Denton resident Vanessa Powers said she doesn’t think moving the fountain is the right decision, and it should serve as a symbol of how far the country has come since the war.

“I don’t understand how anyone can allow a piece of cloth or symbol determine how they feel,” she said. “Use it as a teaching moment. Let’s not ever let something like that happen ever again. It’s like they want to remove being a Southerner or make it where you’re ashamed of it.”

She said she hopes groups like Dentonites Against Racist Traditions are willing to compromise and consider adding a new statue in addition to the current one.

“I don’t see hate when I look at these things like the flag or a statue,” Powers said. “I see history. I was born here in Texas and really hate to see our country torn apart by things we cannot change.”

Moving the monument could prove difficult and may be impossible. The Denton County Courthouse on the Square, along with its lawn and sidewalks, became a Texas Historic Landmark in 1970 and is thus subject to Texas Historical Commission rules. The courthouse was later placed on the National Register of Historic Places. Calls to the state commission weren’t returned by press time.

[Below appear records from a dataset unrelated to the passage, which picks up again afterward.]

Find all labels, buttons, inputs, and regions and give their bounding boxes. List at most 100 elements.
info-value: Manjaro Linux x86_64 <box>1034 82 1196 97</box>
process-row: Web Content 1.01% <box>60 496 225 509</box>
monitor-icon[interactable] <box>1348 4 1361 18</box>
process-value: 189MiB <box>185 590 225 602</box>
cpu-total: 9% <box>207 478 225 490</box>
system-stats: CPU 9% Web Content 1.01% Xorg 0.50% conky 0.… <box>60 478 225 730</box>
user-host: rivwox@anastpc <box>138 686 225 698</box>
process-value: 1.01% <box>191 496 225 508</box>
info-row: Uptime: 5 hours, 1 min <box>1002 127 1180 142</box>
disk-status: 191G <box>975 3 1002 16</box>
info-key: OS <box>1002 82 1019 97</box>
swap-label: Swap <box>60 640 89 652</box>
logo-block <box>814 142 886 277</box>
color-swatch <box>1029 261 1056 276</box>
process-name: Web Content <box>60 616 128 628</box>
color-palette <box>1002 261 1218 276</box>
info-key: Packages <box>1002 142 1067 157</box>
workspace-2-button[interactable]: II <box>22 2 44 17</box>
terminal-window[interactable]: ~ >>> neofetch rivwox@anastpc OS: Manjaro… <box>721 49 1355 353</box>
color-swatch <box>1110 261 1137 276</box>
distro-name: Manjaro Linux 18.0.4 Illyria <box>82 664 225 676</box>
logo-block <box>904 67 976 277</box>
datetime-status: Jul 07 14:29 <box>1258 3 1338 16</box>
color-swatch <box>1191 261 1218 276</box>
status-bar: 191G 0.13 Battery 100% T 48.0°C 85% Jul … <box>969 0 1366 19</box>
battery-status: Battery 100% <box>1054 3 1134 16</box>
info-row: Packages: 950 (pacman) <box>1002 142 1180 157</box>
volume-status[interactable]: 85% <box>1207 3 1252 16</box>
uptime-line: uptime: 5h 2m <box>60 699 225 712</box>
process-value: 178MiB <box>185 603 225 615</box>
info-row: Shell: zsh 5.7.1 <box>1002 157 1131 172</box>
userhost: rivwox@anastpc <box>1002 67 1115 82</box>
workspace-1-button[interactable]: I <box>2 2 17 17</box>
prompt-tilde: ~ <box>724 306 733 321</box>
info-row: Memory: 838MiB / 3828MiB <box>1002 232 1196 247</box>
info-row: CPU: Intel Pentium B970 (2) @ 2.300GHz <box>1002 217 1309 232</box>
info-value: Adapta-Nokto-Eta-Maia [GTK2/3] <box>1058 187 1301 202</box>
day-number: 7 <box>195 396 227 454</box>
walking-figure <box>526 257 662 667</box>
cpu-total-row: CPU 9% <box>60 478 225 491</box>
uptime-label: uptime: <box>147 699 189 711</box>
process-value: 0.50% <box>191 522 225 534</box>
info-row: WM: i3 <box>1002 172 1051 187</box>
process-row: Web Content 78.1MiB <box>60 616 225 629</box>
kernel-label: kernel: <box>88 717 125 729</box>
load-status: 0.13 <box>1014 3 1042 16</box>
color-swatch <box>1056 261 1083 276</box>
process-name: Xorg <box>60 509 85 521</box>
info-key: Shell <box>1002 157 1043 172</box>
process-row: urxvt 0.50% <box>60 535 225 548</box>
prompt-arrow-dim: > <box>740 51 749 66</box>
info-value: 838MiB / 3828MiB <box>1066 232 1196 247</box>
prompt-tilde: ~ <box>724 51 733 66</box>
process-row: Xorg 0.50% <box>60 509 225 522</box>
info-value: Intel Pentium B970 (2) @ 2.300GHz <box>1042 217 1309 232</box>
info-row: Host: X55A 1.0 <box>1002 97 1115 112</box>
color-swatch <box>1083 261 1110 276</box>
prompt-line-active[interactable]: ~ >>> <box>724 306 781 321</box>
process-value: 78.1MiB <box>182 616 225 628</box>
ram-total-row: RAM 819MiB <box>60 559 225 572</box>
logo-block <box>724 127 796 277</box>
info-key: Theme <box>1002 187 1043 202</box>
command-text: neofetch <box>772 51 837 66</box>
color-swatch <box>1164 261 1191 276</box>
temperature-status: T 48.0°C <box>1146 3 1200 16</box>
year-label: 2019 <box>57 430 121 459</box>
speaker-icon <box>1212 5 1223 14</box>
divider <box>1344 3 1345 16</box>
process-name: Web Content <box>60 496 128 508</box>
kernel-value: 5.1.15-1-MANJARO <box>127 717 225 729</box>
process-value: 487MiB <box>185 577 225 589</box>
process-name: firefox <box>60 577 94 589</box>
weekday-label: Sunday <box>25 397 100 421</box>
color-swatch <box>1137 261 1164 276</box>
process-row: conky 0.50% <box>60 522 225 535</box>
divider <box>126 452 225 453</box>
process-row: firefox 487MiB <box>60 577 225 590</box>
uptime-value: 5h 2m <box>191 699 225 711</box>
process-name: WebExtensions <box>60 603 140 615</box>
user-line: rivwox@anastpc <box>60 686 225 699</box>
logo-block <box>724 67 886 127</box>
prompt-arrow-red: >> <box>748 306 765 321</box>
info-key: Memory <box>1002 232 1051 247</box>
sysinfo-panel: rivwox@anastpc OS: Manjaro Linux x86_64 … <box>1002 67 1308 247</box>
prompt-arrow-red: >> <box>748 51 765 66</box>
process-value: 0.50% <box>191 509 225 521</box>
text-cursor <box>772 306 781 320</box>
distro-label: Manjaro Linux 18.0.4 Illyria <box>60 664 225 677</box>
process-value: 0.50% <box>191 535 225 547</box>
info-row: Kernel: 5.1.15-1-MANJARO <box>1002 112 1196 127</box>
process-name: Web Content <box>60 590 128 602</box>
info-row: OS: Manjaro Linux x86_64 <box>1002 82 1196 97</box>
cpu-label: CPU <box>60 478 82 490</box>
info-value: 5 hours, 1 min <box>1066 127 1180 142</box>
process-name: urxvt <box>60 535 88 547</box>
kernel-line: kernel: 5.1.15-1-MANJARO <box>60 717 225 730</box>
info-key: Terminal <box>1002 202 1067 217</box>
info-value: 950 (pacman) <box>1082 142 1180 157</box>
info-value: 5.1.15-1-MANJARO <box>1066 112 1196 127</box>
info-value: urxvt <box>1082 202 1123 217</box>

During its meeting, Dentonites Against Racist Traditions addressed these concerns, and planned a course of action. Vann said the group will take the legal actions necessary in finding a solution, and attendees at the meeting offered up options like moving the monument to a Civil War cemetery or a museum.

Battaglia said the group is looking at the legalities behind the movement of the monument and looking at all possible options for relocation. Other members brainstormed additional monuments that could one day be part of the Square.

“When outsiders come to Denton and see our beautiful Square, they see this monument and think it’s representative of Denton,” Battaglia said. “The Confederacy’s impact is still being felt in the U.S. to this day, and allowing the monument to stand as a gateway to our city is counterproductive.”